The musical direction in Salzburg, under well-known conductor Franz Welser-Möst, is excellent, as is the cast, headed by Jonas Kauffman as Florestan and Adrianne Pieczonka as Leonore. In fact, the NYRB quotes Welser-Möst as saying that “Beethoven is not concerned with penetrating the minds of his characters,” but is rather driven by the universal ideal of freedom and equality.
This conception clearly animated Bernstein in Vienna, as he brings out the passion in the Act I finale, with the individual voices rising thrillingly above the chorus. The Act II finale provides a dramatic conclusion, as the local people welcome the ragged prisoners, and Leonore and Florestan joyously embrace.
In the latest Salzburg production, in contrast, there is no passion and little acting. The chorus virtually disappears in the closing scene. This does not simply serve to distract attention from Beethoven’s theme, but contradicts it egregiously. This is shown in the most jarring way in the finale, as Florestan, instead of joining in the celebration of his liberation, collapses and dies, shattered and destroyed by a kind of post-traumatic stress disorder.
This is certainly not the first time that a “non-political” interpretation of Fidelio has been staged, but it is surely among the most misguided. In the period after the Second World War and the Holocaust, some European conductors and operatic directors shied away from productions that emphasized socially oriented themes.
The tone was set in part by the Frankfurt School of ex-Marxists. In the musical arena, Theodor Adorno, a classically trained composer and also a philosopher and part of this loosely affiliated group of intellectuals, played the leading role. Adorno’s famous injunction that “to write poetry after Auschwitz is barbaric” was used to repudiate the Enlightenment as an ignominious failure and the ultimate source of the savagery of the twentieth century.
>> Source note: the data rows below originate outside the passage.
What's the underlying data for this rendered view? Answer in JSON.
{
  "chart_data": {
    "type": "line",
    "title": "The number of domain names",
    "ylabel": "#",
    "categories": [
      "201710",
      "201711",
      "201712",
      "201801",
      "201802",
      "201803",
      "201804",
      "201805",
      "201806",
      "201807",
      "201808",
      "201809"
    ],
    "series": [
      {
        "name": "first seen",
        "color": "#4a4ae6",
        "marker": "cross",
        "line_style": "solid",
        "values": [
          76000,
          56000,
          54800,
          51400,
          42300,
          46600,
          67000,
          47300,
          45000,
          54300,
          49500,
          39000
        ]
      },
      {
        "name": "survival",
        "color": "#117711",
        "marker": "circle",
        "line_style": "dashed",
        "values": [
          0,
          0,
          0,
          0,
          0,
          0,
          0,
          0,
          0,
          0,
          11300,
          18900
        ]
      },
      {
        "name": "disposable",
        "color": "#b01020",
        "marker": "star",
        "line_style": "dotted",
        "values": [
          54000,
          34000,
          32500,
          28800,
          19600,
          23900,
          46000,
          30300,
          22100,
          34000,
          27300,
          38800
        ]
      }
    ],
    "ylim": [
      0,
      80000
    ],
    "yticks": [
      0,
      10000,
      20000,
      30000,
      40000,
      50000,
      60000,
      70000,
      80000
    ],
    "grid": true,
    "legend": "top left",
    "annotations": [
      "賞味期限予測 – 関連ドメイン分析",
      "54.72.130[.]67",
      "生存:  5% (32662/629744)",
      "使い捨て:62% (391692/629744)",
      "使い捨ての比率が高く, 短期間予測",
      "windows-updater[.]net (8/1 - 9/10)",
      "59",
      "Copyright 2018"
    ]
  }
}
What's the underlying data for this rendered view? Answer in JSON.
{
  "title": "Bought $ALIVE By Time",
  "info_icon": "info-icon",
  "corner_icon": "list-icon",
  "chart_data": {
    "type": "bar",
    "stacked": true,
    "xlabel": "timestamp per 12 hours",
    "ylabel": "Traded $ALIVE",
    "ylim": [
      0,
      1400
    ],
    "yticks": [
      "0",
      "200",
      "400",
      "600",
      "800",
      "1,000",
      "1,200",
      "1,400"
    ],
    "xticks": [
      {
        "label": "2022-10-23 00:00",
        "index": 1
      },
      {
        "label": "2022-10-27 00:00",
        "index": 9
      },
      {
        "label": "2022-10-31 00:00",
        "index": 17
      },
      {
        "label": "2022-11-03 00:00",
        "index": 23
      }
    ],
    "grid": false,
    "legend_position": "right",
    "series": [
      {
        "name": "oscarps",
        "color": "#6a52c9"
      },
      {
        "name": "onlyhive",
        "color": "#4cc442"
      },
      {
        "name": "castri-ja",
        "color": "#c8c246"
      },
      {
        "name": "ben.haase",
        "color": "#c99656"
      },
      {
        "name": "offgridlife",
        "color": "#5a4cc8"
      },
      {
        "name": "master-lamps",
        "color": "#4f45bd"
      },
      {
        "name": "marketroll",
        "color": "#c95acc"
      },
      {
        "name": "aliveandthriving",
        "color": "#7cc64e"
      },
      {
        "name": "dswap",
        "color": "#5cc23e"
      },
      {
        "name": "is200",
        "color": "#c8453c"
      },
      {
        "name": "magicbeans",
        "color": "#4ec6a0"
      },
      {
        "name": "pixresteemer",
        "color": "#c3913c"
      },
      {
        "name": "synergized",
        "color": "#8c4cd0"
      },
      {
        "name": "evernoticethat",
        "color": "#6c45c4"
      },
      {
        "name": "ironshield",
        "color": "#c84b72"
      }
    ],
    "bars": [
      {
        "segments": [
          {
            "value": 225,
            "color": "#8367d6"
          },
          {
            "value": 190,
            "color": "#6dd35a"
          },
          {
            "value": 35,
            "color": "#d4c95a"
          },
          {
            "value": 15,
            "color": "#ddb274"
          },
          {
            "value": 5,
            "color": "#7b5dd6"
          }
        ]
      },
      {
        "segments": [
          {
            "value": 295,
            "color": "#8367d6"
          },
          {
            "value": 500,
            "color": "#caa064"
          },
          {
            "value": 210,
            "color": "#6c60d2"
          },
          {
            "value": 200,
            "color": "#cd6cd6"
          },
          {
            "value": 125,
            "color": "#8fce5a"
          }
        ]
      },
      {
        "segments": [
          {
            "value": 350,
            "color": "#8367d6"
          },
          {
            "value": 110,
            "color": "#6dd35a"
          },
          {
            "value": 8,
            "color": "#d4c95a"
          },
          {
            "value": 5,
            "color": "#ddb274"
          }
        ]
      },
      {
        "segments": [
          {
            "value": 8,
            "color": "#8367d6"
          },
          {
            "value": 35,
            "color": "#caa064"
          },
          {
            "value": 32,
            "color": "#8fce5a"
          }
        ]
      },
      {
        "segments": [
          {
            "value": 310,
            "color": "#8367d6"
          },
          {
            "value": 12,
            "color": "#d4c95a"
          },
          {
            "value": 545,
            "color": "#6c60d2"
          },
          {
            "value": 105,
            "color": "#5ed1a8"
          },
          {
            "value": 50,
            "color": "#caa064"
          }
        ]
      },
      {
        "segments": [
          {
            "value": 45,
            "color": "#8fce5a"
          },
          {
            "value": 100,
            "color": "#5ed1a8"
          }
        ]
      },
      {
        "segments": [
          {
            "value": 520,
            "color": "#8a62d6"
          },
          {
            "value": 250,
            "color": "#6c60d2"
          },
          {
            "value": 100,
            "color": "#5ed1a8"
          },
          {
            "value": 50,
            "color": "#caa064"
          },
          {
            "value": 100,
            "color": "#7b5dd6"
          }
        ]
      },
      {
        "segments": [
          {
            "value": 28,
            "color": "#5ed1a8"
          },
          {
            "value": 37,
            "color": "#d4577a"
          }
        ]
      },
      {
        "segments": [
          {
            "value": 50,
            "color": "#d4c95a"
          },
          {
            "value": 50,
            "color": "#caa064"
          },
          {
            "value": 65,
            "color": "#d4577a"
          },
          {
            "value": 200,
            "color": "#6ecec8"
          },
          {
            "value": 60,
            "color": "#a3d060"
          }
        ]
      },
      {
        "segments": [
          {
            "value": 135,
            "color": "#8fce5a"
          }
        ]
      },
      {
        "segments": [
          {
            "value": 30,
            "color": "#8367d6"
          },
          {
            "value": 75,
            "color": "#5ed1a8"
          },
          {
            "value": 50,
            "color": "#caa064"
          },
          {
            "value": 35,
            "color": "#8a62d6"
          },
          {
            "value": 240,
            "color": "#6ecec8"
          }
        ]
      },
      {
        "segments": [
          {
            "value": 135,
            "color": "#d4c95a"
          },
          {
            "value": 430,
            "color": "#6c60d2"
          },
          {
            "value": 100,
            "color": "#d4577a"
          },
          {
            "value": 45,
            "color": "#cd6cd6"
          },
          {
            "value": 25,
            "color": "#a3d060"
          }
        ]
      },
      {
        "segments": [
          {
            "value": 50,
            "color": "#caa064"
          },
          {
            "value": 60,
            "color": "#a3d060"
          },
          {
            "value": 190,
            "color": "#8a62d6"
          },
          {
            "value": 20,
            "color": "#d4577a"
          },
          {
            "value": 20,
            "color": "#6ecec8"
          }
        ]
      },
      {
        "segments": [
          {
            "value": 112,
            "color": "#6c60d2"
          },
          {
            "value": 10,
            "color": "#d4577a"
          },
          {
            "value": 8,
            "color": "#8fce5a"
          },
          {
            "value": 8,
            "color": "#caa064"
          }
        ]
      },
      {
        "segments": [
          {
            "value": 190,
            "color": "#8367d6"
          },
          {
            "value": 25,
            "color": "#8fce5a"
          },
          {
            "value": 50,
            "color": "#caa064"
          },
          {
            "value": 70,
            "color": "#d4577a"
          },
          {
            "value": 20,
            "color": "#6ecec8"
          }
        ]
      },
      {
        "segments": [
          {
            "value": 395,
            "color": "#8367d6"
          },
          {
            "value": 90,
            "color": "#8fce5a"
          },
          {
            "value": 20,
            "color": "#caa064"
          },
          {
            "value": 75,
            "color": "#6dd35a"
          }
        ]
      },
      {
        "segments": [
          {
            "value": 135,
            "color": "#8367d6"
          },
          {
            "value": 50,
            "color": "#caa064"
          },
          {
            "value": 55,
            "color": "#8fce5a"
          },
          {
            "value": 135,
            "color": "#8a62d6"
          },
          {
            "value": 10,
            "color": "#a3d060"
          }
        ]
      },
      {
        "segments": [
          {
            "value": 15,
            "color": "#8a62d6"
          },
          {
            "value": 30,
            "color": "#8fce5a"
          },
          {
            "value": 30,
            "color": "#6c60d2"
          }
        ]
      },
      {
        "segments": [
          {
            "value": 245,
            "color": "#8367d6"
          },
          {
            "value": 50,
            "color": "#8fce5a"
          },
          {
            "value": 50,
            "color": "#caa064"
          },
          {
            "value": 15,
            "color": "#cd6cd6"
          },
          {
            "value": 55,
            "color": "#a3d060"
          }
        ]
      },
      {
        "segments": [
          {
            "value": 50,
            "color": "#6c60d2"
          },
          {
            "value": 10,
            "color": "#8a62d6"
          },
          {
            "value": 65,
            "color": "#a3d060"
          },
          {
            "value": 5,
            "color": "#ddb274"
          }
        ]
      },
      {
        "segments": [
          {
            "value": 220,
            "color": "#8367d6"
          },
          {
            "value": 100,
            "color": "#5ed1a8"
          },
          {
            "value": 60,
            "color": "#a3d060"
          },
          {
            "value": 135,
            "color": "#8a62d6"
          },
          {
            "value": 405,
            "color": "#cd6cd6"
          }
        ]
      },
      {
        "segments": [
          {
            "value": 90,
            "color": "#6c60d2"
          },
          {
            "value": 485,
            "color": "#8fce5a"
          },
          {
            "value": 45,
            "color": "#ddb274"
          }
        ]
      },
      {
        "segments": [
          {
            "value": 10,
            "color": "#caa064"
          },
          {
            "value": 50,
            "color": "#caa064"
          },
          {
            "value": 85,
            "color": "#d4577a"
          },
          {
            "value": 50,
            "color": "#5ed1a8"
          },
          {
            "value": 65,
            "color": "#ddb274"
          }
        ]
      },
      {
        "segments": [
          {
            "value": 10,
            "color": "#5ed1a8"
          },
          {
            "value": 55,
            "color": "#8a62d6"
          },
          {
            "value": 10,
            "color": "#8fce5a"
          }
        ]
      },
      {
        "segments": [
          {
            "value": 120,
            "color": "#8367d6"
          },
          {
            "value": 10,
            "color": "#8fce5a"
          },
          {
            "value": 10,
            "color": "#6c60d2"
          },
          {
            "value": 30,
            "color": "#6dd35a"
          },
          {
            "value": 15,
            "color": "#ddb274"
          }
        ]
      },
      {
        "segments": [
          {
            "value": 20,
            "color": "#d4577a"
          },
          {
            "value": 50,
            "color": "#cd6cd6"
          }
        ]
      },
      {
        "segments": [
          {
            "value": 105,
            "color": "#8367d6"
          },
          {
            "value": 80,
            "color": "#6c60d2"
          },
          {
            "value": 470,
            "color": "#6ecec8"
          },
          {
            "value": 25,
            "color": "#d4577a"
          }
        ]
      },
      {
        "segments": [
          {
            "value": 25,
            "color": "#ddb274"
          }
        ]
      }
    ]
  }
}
Listening to Guth’s comments, one can be reasonably certain he has read his Adorno.
The misreading and distortion of Fidelio, and of other operas as well, must reflect more than individual prejudices. A broader ideological reaction is involved, a consequence of the bitter experiences of the last century, which have engendered skepticism and an appalling ignorance of history, while “convincing” wide layers of artists and intellectuals that a production of an opera like Fidelio revealing sympathy for its original concerns can only be trite and hackneyed. One can only add that if they truly think Fidelio is out of fashion, they should find operas that express their own pessimistic and self-absorbed worldview, rather than mutilating the classics of the past.
This is part of the crisis of contemporary music. The solution of course is not simply to “stick with the classics” and continue to perform them, as much out of inertia as anything else, in what is perceived to be a traditional manner. There is nothing wrong in principle, for example, with attempting to “update” opera. There must be artistic means of bringing greater urgency and immediacy to contemporary performances.
However, genuine experimentation (which may include a deeper investigation of the artist’s initial intentions) needs to be distinguished from charlatanry, mere tampering and actual intellectual regression in the guise of “making things fresh.” New productions, as in the present case, that use the music while distorting the work as a whole, deserve the sharpest criticism.
As far as new musical work goes, composers, while learning from the classics, will and must create music reflecting the specific character and development of the contemporary world. Their efforts will be powerfully affected by social struggles that find cultural expression, reshaping the outlook of artists and audiences alike.